Gesetzliche Aufgabe des Denkmalschutzes ist es, Kulturdenkmale zu schützen und zu pflegen. Dabei ist auch die Charta von Venedig zu beachten, die von der Bundesrepublik Deutschland unterschrieben wurde und Grundlage allen denkmalpflegerischen Handelns ist. Im Artikel 5 der Charta heißt es:
"Die Erhaltung der Denkmäler wird immer begünstigt durch eine der Gesellschaft nützliche Funktion. Ein solcher Gebrauch ist daher wünschenswert, darf aber die Struktur und Gestalt der Denkmale nicht verändern. Nur innerhalb dieser Grenzen können Entwicklungen gesellschaftlicher Ansprüche und durch Nutzungsänderungen gedingte Eingriffe geplant und bewilligt werden."

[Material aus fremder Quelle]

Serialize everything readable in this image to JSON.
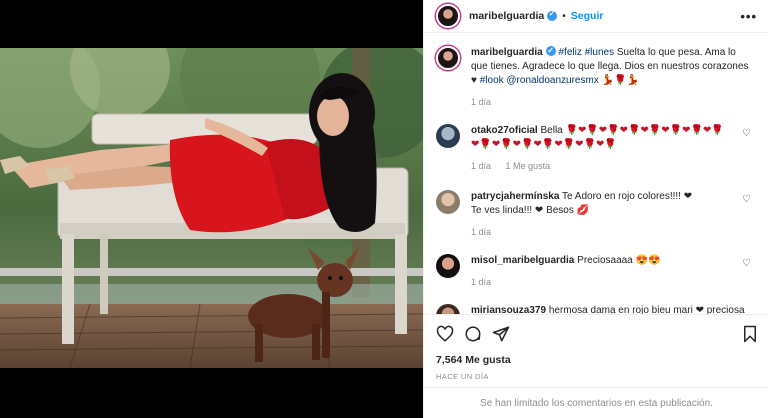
{
  "post": {
    "username": "maribelguardia",
    "follow_label": "Seguir",
    "separator": "•",
    "more_label": "•••"
  },
  "caption": {
    "username": "maribelguardia",
    "text_1": " ",
    "hashtag_feliz": "#feliz",
    "hashtag_lunes": "#lunes",
    "text_2": " Suelta lo que pesa. Ama lo que tienes. Agradece lo que llega. Dios en nuestros corazones ♥ ",
    "hashtag_look": "#look",
    "mention": "@ronaldoanzuresmx",
    "emojis": " 💃🌹💃",
    "time": "1 día"
  },
  "comments": [
    {
      "username": "otako27oficial",
      "text": "Bella",
      "emojis": "🌹❤🌹❤🌹❤🌹❤🌹❤🌹❤🌹❤🌹❤🌹❤🌹❤🌹❤🌹❤🌹❤🌹❤🌹",
      "time": "1 día",
      "likes": "1 Me gusta"
    },
    {
      "username": "patrycjahermínska",
      "text": "Te Adoro en rojo colores!!!! ❤",
      "text_2": "Te ves linda!!! ❤ Besos 💋",
      "time": "1 día"
    },
    {
      "username": "misol_maribelguardia",
      "text": "Preciosaaaa 😍😍",
      "time": "1 día"
    },
    {
      "username": "miriansouza379",
      "text": "hermosa dama en rojo bieu mari ❤ preciosa",
      "time": ""
    }
  ],
  "actions": {
    "likes": "7,564 Me gusta",
    "ago": "HACE UN DÍA",
    "limited": "Se han limitado los comentarios en esta publicación."
  },
  "colors": {
    "accent": "#0095f6",
    "verified": "#3897f0",
    "link": "#00376b",
    "muted": "#8e8e8e",
    "dress": "#d8141c"
  }
}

Bei ihren Entscheidungen wird die Denkmalpflege im Sinne der Sache ihre Ermessensspielräume ausloten. Die Bestimmungen und Festlegungen des Sächsischen Denkmalschutzgesetzes sind dabei jedoch zwingend einzuhalten.
Wenn alle Verfahrensbeteiligten bereit sind, im Rahmen der gesetzlichen Möglichkeiten aufeinander zuzugehen, ist auch unter Beachtung der Belange des Denkmalschutzes ein qualitativ und inhaltlich guter Kompromiss möglich.

"Es hilft niemanden, wenn in der Öffentlichkeit Fronten aufgebaut werden und der Denkmalschutzbehörde oder dem Investor Blockade vorgeworfen werden. Deshalb hoffen wir auf die Besonnenheit der Görlitzer Bevölkerung; ehe vorschnelle "Urteile" für oder gegen die beiden Vorhaben gefällt sind. Unser Bestreben ist es, beide Vorhaben erfolgreich zum Nutzen der Stadt zum Ziel zu führen.", so Oberbürgermeister Joachim Paulick.